Que peut-on trouver à redire ? 
 
 

09 mars 2020

Soupe aux lentilles et promenades aléatoires : le blog de Nicoletta Fornaro

Copyright © Naturally Epicurean | Nicoletta Fornaro - 2020
Vous connaissez certainement le blog de Nicoletta l'épicurienne qui écrit et montre depuis Venise de bien belles choses, des photos magnifiques et donne des recettes gourmandes que Tramezzinimag ne peut pas ne pas recommander avec enthousiasme. Les propos de son plus récent article mériteraient d'être primés dans un concours à inventer - ou ré-inventer - qui récompenserait les billets les mieux écrits, les plus vrais et profonds, les idées les plus mesurées et l'esprit le plus positif. 

Nicoletta Fornaro est vénitienne, du Lido plus précisément où elle est née d'une mère irlandaise et d'un père vénitien.  Après de nombreux voyages, mariée à un vénitien, elle vit à Venise.

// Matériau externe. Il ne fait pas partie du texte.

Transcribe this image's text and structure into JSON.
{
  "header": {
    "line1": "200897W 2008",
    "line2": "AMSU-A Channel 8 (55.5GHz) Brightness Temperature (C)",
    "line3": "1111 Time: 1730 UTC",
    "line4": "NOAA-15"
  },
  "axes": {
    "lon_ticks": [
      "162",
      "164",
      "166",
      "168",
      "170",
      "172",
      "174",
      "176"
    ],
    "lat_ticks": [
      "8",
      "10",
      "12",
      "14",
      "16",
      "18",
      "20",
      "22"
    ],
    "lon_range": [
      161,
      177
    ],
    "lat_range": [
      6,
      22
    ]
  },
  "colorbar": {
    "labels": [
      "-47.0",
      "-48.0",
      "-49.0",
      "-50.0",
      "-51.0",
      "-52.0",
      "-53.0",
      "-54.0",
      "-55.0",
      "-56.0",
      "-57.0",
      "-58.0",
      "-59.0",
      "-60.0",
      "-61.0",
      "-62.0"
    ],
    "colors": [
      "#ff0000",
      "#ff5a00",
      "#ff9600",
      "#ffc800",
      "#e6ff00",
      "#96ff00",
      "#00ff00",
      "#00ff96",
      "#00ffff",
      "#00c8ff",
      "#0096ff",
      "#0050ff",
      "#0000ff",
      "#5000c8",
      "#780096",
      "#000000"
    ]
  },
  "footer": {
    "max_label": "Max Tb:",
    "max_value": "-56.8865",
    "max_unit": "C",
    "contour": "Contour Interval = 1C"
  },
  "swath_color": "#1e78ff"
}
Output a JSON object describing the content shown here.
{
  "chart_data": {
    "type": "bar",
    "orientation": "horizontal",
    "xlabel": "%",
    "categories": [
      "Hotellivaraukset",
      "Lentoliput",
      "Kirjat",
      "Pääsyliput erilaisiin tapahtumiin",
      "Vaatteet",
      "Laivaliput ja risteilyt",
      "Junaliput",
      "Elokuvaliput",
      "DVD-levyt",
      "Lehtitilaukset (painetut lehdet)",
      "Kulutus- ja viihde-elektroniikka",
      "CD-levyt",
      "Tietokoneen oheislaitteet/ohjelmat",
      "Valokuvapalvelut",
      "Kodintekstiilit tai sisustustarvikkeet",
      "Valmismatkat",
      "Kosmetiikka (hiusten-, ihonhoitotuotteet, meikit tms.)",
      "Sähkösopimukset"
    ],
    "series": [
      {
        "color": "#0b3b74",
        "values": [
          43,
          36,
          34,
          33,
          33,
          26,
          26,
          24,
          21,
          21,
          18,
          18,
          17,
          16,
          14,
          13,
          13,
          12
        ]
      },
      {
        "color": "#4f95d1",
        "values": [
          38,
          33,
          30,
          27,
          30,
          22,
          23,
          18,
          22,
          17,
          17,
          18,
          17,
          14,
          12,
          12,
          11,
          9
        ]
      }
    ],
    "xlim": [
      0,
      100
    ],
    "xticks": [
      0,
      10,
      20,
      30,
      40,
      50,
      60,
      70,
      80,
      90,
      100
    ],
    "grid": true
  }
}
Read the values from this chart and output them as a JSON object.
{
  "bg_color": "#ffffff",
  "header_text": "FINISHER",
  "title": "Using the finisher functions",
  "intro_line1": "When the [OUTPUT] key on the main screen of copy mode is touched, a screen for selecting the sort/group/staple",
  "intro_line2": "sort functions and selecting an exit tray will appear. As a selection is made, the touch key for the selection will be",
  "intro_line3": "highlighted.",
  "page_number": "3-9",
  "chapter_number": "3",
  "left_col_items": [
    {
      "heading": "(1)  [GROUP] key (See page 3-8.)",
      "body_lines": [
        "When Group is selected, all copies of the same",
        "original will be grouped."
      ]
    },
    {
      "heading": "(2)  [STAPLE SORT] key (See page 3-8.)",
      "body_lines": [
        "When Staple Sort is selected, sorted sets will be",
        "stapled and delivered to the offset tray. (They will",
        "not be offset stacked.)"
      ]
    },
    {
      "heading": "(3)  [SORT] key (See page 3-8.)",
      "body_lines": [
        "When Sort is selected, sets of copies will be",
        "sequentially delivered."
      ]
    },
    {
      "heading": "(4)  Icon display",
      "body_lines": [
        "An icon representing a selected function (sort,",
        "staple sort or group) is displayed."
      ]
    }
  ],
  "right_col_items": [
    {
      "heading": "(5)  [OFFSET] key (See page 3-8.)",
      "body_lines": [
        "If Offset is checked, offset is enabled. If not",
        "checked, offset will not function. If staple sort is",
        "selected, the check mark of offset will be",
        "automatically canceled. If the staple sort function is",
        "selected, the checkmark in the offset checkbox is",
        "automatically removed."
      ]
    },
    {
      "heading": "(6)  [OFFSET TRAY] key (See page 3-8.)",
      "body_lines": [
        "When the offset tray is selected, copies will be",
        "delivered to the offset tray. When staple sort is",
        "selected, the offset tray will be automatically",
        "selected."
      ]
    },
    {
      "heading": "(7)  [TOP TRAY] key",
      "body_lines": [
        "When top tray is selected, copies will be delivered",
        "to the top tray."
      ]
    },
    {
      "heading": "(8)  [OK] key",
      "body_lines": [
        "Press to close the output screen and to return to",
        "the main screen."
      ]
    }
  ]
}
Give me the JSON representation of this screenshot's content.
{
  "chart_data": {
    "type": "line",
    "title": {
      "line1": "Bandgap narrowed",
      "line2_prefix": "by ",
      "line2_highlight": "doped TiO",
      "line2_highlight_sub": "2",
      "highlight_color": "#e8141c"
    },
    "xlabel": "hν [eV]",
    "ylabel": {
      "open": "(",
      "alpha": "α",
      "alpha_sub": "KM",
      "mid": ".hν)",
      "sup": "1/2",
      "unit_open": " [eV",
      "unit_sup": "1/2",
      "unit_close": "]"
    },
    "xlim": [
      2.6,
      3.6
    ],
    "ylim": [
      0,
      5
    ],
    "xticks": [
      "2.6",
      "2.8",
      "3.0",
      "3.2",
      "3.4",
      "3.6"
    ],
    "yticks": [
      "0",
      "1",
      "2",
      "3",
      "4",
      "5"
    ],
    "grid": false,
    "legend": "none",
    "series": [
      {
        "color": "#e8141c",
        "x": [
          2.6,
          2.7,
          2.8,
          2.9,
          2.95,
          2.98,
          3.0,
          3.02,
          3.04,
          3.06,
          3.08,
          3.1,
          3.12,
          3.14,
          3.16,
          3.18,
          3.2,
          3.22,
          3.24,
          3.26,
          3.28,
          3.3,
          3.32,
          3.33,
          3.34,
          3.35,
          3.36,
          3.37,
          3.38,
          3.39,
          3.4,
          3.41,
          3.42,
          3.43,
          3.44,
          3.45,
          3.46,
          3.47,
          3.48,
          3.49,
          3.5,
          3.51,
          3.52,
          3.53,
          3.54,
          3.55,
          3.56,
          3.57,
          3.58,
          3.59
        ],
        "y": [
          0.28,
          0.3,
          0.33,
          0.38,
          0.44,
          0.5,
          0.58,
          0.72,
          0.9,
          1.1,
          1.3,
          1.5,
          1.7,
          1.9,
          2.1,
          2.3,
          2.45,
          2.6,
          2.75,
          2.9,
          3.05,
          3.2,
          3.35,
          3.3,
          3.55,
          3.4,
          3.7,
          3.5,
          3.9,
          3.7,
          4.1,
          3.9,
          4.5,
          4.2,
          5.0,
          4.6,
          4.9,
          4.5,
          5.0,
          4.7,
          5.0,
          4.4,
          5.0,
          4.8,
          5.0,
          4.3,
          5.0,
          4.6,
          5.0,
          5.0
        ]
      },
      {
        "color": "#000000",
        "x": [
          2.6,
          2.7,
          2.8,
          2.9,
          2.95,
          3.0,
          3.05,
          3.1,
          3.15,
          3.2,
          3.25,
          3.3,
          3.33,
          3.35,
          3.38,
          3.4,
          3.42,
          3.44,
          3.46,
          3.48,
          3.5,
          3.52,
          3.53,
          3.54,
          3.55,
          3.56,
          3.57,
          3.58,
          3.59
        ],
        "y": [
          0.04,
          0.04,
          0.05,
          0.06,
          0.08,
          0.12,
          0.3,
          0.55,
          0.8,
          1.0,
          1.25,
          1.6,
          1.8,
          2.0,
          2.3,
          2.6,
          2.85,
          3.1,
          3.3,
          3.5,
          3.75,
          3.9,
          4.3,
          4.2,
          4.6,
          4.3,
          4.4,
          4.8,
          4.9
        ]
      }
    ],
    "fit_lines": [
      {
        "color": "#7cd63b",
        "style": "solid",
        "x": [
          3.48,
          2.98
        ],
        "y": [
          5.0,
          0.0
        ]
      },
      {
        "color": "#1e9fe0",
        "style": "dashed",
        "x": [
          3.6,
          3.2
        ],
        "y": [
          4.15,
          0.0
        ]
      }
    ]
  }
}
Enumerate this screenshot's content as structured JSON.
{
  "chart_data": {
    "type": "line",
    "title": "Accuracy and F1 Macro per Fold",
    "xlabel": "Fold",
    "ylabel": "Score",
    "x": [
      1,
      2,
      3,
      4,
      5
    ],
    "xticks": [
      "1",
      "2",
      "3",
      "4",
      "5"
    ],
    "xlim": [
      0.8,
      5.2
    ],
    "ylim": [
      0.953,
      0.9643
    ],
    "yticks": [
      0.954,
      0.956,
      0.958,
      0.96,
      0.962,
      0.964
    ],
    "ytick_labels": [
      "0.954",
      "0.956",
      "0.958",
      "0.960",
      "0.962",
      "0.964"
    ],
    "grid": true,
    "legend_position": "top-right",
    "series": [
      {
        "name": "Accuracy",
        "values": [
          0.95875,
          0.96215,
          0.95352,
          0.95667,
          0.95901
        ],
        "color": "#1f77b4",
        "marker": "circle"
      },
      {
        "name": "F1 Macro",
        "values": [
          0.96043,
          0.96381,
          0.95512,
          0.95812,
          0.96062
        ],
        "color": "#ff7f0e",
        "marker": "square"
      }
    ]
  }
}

Elle est aujourd'hui photographe free-lance et la gourmande collabore aussi à des ateliers de cuisine.Des mots qui construisent et guérissent valent mieux que ceux qui inquiètent ou démolissent. Notre époque est reine pour la démesure et l'emportement, la colère méchante et l'expression totale de tout ce qui grouille en nous de sombre et pestilentiel. Nicoletta évoque les réseaux sociaux et l'inanité des milliers de noms qu'on collationne dans la rubrique de nos "Amis". Combien, dans la vraie vie, le sont vraiment ? Bien souvent, nous rechignons à poser la question. (sa biographie ICI).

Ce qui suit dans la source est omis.